OE’2022: MpD adverte que não tem lição a receber do PAICV na questão da transparência

Cidade da Praia, 22 Nov (Inforpress) – O Movimento para a Democracia (MpD) advertiu hoje que não tem nenhuma lição a receber do PAICV, no quesito da transparência, e desafiou o maior partido da oposição a apresentar provas nos tribunais de qualquer caso de irregularidades.

A afirmação foi feita pelo porta-voz e deputado do MpD, Euclides Silva, em conferência de imprensa realizada na Cidade da Praia, para fazer o balanço das jornadas parlamentares que preparam a segunda sessão de Novembro com arranque esta quarta-feira.

Aproveitou para lembrar que a sessão tem como ponto alto o debate com o primeiro-ministro, com o tema a “Transparência como factor de desenvolvimento”, um tema proposto pela quarta vez, segundo sublinhou, pelo grupo parlamentar do Partido Africano da Independência de Cabo Verde (PAICV-oposição).

A insistência em trazer novamente este tema para debate conforme o MpD deixa claro que quando a oposição não tem argumentos, ideias, e nem propostas para o país refugia-se nesse “velho chavão” da transparência como forma de entreter e fugir do debate em pauta, para apreciação na especialidade o OE’2023.

Durante o debate, Euclides Silva avançou que o grupo parlamentar do MpD vai apresentar, sobretudo, as medidas apresentadas por este Governo para tornar a governação “cada vez mais transparente”, estando certo que Cabo Verde neste quesito é “muito bem avaliado”.

“Cabo Verde respira transparência, o que vamos aqui elencar no debate, são as medidas tomadas e os ganhos conseguidos”, disse, acusando a oposição de insistir na questão da transparência, sem, no entanto, apresentar um único processo no tribunal, e de trazer até para ordens externos ao parlamento, pessoas que “estão a ser investigadas por causa da falta de transparência”.

Deste modo, declarou que o seu grupo parlamentar vai ao debate “absolutamente à vontade”, uma vez que considerou que o PAICV faz “política de casos”, mas não tem coragem para apresentar qualquer processo, por exemplo, ao Ministério Público para averiguação.

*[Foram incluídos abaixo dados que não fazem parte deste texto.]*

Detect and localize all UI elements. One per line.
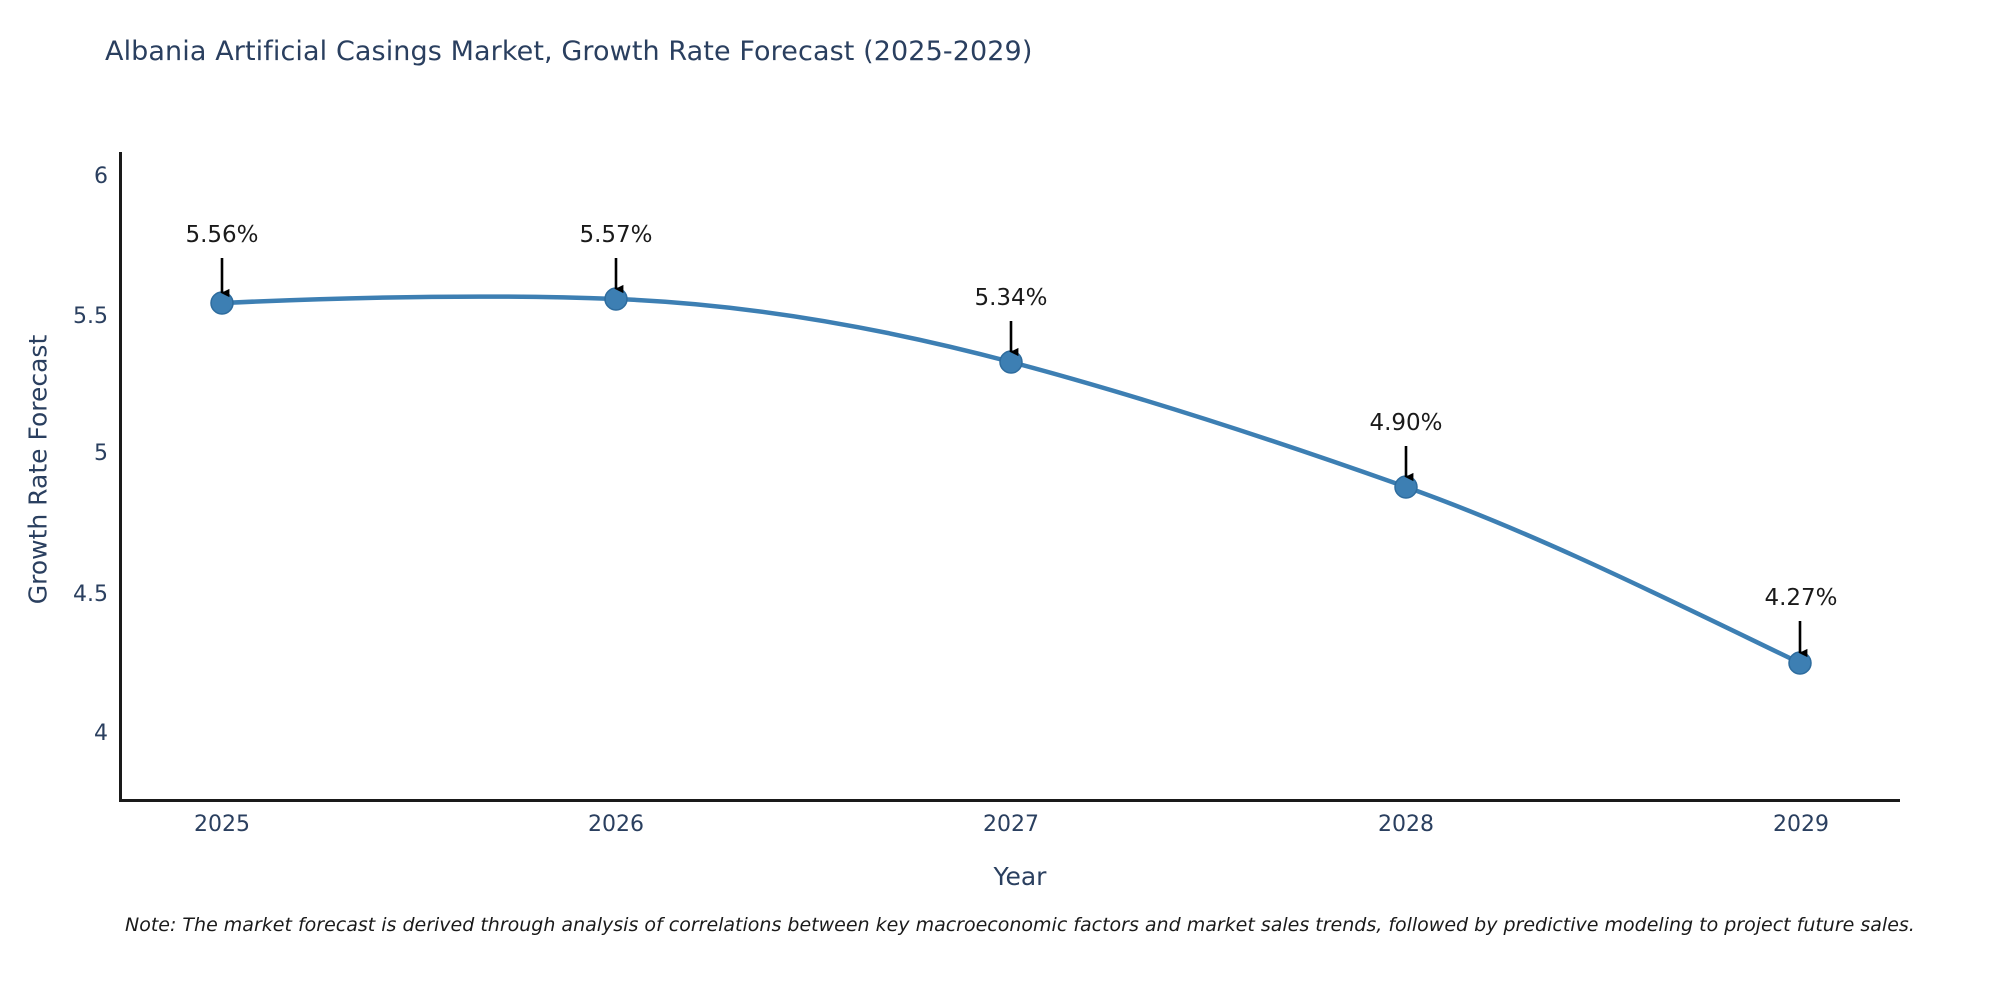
y-tick-label-4-5: 4.5 [73,582,108,607]
data-point-2029[interactable] [1788,651,1812,675]
y-tick-label-5: 5 [94,441,108,466]
x-tick-label-2028: 2028 [1378,812,1434,837]
data-point-2027[interactable] [999,350,1023,374]
data-label-2026: 5.57% [579,222,653,248]
x-axis-title: Year [0,862,2000,891]
data-point-2025[interactable] [210,291,234,315]
data-point-2028[interactable] [1394,475,1418,499]
y-tick-label-4: 4 [94,721,108,746]
x-tick-label-2026: 2026 [588,812,644,837]
data-label-2027: 5.34% [974,285,1048,311]
x-tick-label-2025: 2025 [194,812,250,837]
x-tick-label-2027: 2027 [983,812,1039,837]
data-label-2029: 4.27% [1764,585,1838,611]
page-title: Albania Artificial Casings Market, Growt… [105,36,1033,67]
data-point-2026[interactable] [604,287,628,311]
y-tick-label-5-5: 5.5 [73,304,108,329]
footnote-note: Note: The market forecast is derived thr… [125,914,1915,936]
x-axis-title-text: Year [993,862,1047,891]
x-tick-label-2029: 2029 [1773,812,1829,837]
y-tick-label-6: 6 [94,164,108,189]
data-label-2028: 4.90% [1369,410,1443,436]
data-label-2025: 5.56% [185,222,259,248]
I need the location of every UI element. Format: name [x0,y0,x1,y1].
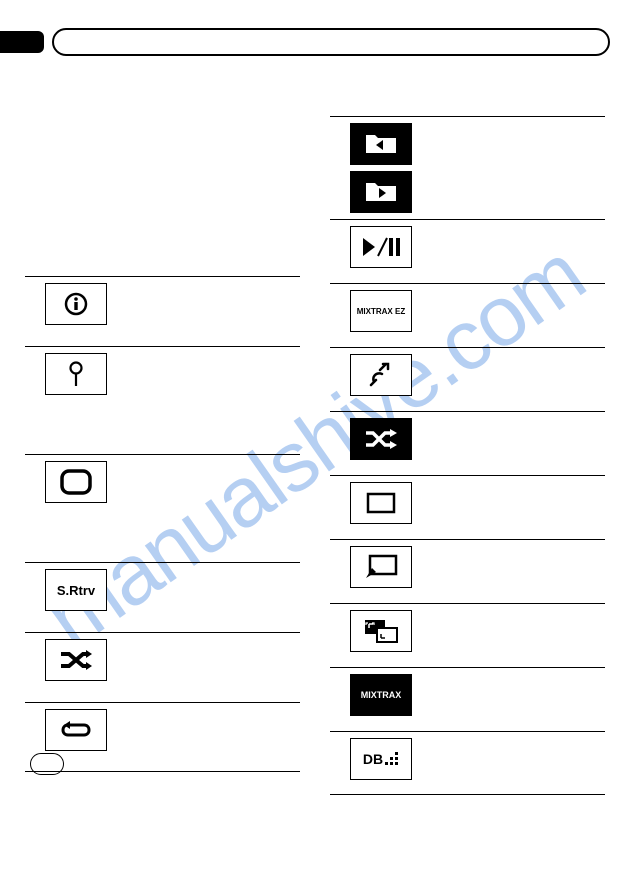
shuffle-x-icon[interactable] [45,639,107,681]
row-connect [330,347,605,411]
search-icon[interactable] [45,353,107,395]
db-icon[interactable]: DB [350,738,412,780]
connect-icon[interactable] [350,354,412,396]
header-bar [0,0,630,56]
pip-icon[interactable] [350,610,412,652]
row-mixtrax-ez: MIXTRAX EZ [330,283,605,347]
right-column: MIXTRAX EZ [330,116,605,795]
info-icon[interactable] [45,283,107,325]
touch-screen-icon[interactable] [350,546,412,588]
page-number-pill [30,753,64,775]
title-pill [52,28,610,56]
play-pause-icon[interactable] [350,226,412,268]
row-db: DB [330,731,605,795]
mixtrax-button[interactable]: MIXTRAX [350,674,412,716]
row-screen [330,475,605,539]
row-mixtrax: MIXTRAX [330,667,605,731]
folder-prev-icon[interactable] [350,123,412,165]
page-tab [0,31,44,53]
mixtrax-ez-button[interactable]: MIXTRAX EZ [350,290,412,332]
row-pip [330,603,605,667]
row-shuffle-x [25,632,300,702]
page-content: S.Rtrv [0,0,630,795]
columns: S.Rtrv [0,56,630,795]
row-play-pause [330,219,605,283]
tv-icon[interactable] [45,461,107,503]
row-touch-screen [330,539,605,603]
shuffle-icon[interactable] [350,418,412,460]
repeat-icon[interactable] [45,709,107,751]
left-column: S.Rtrv [25,116,300,795]
row-tv [25,454,300,562]
row-shuffle [330,411,605,475]
row-repeat [25,702,300,772]
srtrv-button[interactable]: S.Rtrv [45,569,107,611]
row-srtrv: S.Rtrv [25,562,300,632]
folder-next-icon[interactable] [350,171,412,213]
row-info [25,276,300,346]
screen-icon[interactable] [350,482,412,524]
row-search [25,346,300,454]
row-folders [330,116,605,219]
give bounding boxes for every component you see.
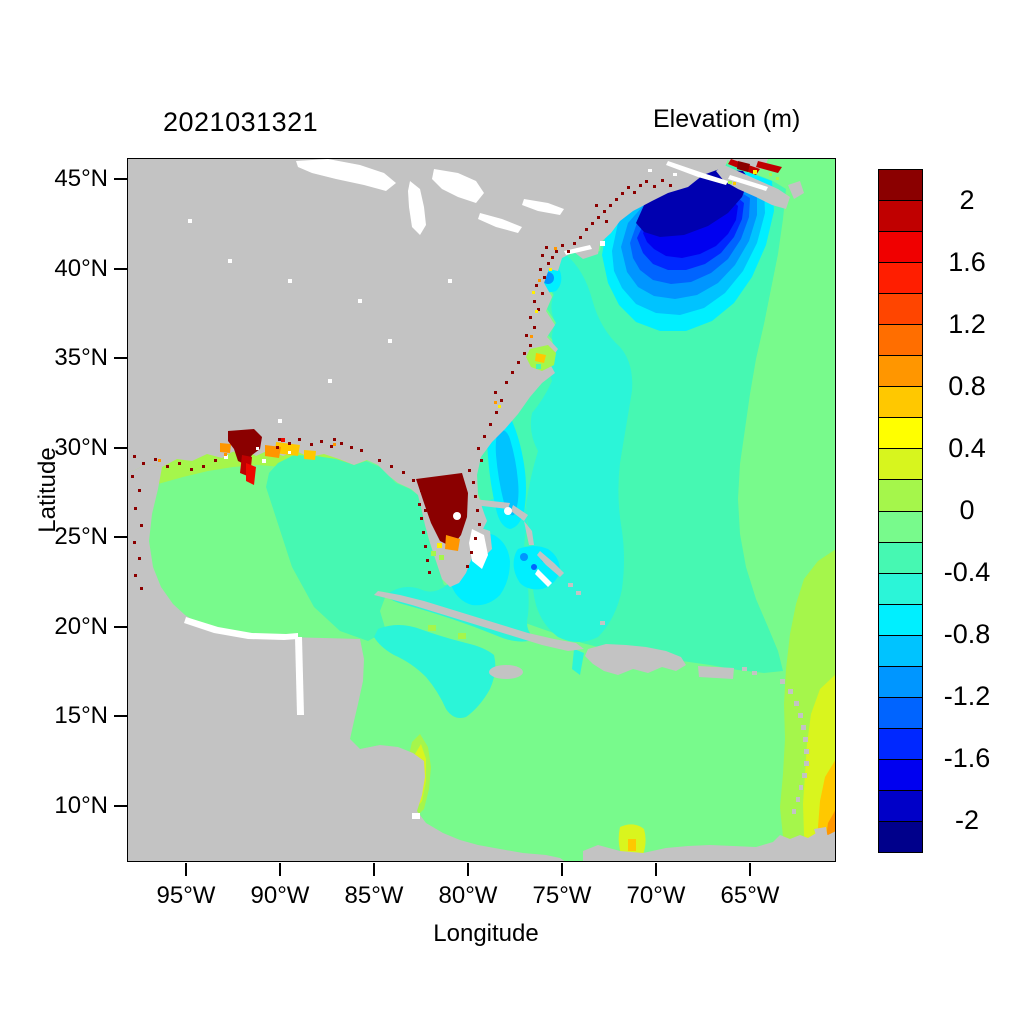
y-tick-mark [114, 804, 127, 807]
y-tick-mark [114, 625, 127, 628]
y-tick-label: 35°N [54, 344, 108, 372]
cuba-lagoon-spots [428, 625, 497, 645]
x-tick-label: 70°W [626, 882, 686, 909]
colorbar-tick-label: 1.2 [948, 309, 986, 340]
x-tick-label: 75°W [532, 882, 592, 909]
y-tick-mark [114, 446, 127, 449]
y-tick-label: 10°N [54, 791, 108, 819]
x-tick-label: 90°W [250, 882, 310, 909]
elevation-map [128, 159, 836, 862]
land [128, 159, 836, 862]
colorbar-cell [879, 480, 922, 512]
pamlico-sound-patch [526, 345, 556, 371]
colorbar-cell [879, 604, 922, 636]
y-axis-title: Latitude [34, 447, 61, 533]
colorbar-tick-label: -0.4 [943, 557, 991, 588]
x-tick-label: 80°W [438, 882, 498, 909]
colorbar-cell [879, 821, 922, 853]
x-tick-mark [749, 863, 751, 876]
map-plot-area [128, 159, 836, 862]
colorbar-tick-label: 2 [959, 185, 975, 215]
colorbar-cell [879, 201, 922, 233]
colorbar-cell [879, 790, 922, 822]
colorbar-tick-label: 0.8 [948, 371, 986, 402]
colorbar-tick-label: -1.2 [943, 681, 991, 712]
x-axis-title: Longitude [433, 920, 539, 947]
colorbar-cell [879, 635, 922, 667]
colorbar-cell [879, 418, 922, 450]
y-tick-label: 45°N [54, 165, 108, 192]
colorbar-cell [879, 232, 922, 264]
colorbar-cell [879, 542, 922, 574]
x-tick-mark [185, 863, 187, 876]
colorbar-cell [879, 573, 922, 605]
colorbar-cell [879, 263, 922, 295]
colorbar-tick-label: -2 [954, 805, 979, 836]
lakes-and-channels [184, 159, 768, 819]
colorbar-tick-label: 1.6 [948, 247, 986, 278]
colorbar-title: Elevation (m) [653, 105, 801, 133]
y-tick-label: 20°N [54, 612, 108, 640]
colorbar-cell [879, 666, 922, 698]
fundy-high-anomaly [728, 159, 782, 185]
colorbar-tick-label: 0 [959, 495, 975, 526]
x-tick-mark [655, 863, 657, 876]
x-tick-mark [279, 863, 281, 876]
colorbar-cell [879, 387, 922, 419]
x-tick-mark [467, 863, 469, 876]
delta-high-anomaly [220, 429, 316, 485]
x-tick-label: 95°W [156, 882, 216, 909]
y-tick-mark [114, 357, 127, 360]
y-tick-label: 15°N [54, 702, 108, 730]
colorbar-cell [879, 170, 922, 202]
colorbar-cell [879, 325, 922, 357]
y-tick-label: 30°N [54, 433, 108, 461]
x-tick-mark [561, 863, 563, 876]
y-tick-label: 25°N [54, 523, 108, 551]
colorbar [878, 169, 923, 853]
gulf-of-maine-low-anomaly [602, 169, 774, 331]
colorbar-cell [879, 697, 922, 729]
x-tick-label: 85°W [344, 882, 404, 909]
x-tick-label: 65°W [720, 882, 780, 909]
y-tick-mark [114, 178, 127, 180]
colorbar-cell [879, 356, 922, 388]
y-tick-label: 40°N [54, 254, 108, 282]
colorbar-tick-label: -0.8 [943, 619, 991, 650]
run-timestamp-title: 2021031321 [163, 107, 319, 137]
colorbar-tick-label: -1.6 [943, 743, 991, 774]
colorbar-cell [879, 759, 922, 791]
colorbar-cell [879, 511, 922, 543]
y-tick-mark [114, 715, 127, 718]
ocean-turquoise-patches [374, 253, 633, 718]
colorbar-cell [879, 728, 922, 760]
colorbar-tick-label: 0.4 [948, 433, 986, 464]
y-tick-mark [114, 536, 127, 539]
colorbar-cell [879, 449, 922, 481]
colorbar-cell [879, 294, 922, 326]
everglades-high-anomaly [416, 473, 468, 560]
y-tick-mark [114, 267, 127, 270]
x-tick-mark [373, 863, 375, 876]
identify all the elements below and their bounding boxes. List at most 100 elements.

“No debate na generalidade não apresentaram qualquer proposta e nada de concreto e agora vem pôr defeito a um orçamento que não tem nada de armadilha, mas sim, vai ter medidas que vão impactar directamente a vida dos cabo-verdianos”, enfatizou.

Para Euclides Silva, o aumento salarial previsto no orçamento de estado é realista, um orçamento que o país pode pagar, lembrando que desde 2017 a esta parte várias categorias profissionais da administração pública viram os seus salários melhorados, com a implementação dos Planos de Cargos Carreiras e Salários (PCCS).

Daí, ressalvou, que no referente à transparência o seu partido não tem nenhuma lição a receber do PAICV pelo que desafiou este maior partido da oposição a apresentar provas nos tribunais de qualquer caso de irregularidades.

Apontou como exemplos de transparência o facto de Cabo Verde ocupar a segunda posição na região africana, posição 39 a nível mundial, é o país mais bem avaliado em África no que concerne a liberdade civil e o segundo mais bem avaliado no continente em liberdade económica.

Ainda de acordo com o projecto da ordem no dia da sessão que arranca esta quarta-feira, será discutido e aprovado na especialidade o projecto de resolução que aprova o Orçamento Privativo da Assembleia Nacional para o ano de 2023.